— Дело за вами, — сказал Шейн, обращаясь к Хендерсону. — Удалите верхний слой краски и покажите ему подпись Рафаэля. Я не собираюсь сбежать с деньгами. Но все-таки предпочел бы держать их в своих руках.
Хендерсон перевел вопросительный взгляд на секретаря.
— Как полномочный представитель мистера Брайтона, вы готовы принять на себя всю ответственностью?
— Да, безусловно, я готов, — отвечал Монтроз, продолжая дрожать всем телом.
— Очень хорошо, — снисходительно произнес Д. К. Хендерсон. Он достал из кармана перочинный нож и открыл лезвие. — Сейчас, джентльмены, вы станете свидетелями одного из тех событий, которые лишь немногие из нынешнего поколения людей имели честь увидеть. — Он склонился над полотном и начал осторожно соскабливать слой краски вокруг подписи Робертсона.

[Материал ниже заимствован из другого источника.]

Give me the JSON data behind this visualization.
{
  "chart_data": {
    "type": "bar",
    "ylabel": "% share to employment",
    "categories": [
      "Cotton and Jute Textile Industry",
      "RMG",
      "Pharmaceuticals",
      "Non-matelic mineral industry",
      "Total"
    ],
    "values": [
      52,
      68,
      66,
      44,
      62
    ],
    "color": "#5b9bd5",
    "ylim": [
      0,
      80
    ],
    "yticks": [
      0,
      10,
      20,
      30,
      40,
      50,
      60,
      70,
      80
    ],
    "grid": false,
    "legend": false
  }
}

Медленно из-под лезвия ножа начали проступать фрагменты другого, более древнего слоя живописи. Тяжело дыша, мистер Монтроз следил за работой Хендерсона. Когда появилась подпись Рафаэля, Шейн отступил назад и положил конверт себе в карман.
— Надо думать, теперь вы вполне удовлетворены, Монтроз? — спросил он.
— Мистер Гордон и два других джентльмена желают видеть вас, сэр, — произнесла горничная, просовывая голову в дверь.
Пока Монтроз раздумывал, беспокойно поворачивая голову из стороны в сторону, детектив решил использовать свой шанс.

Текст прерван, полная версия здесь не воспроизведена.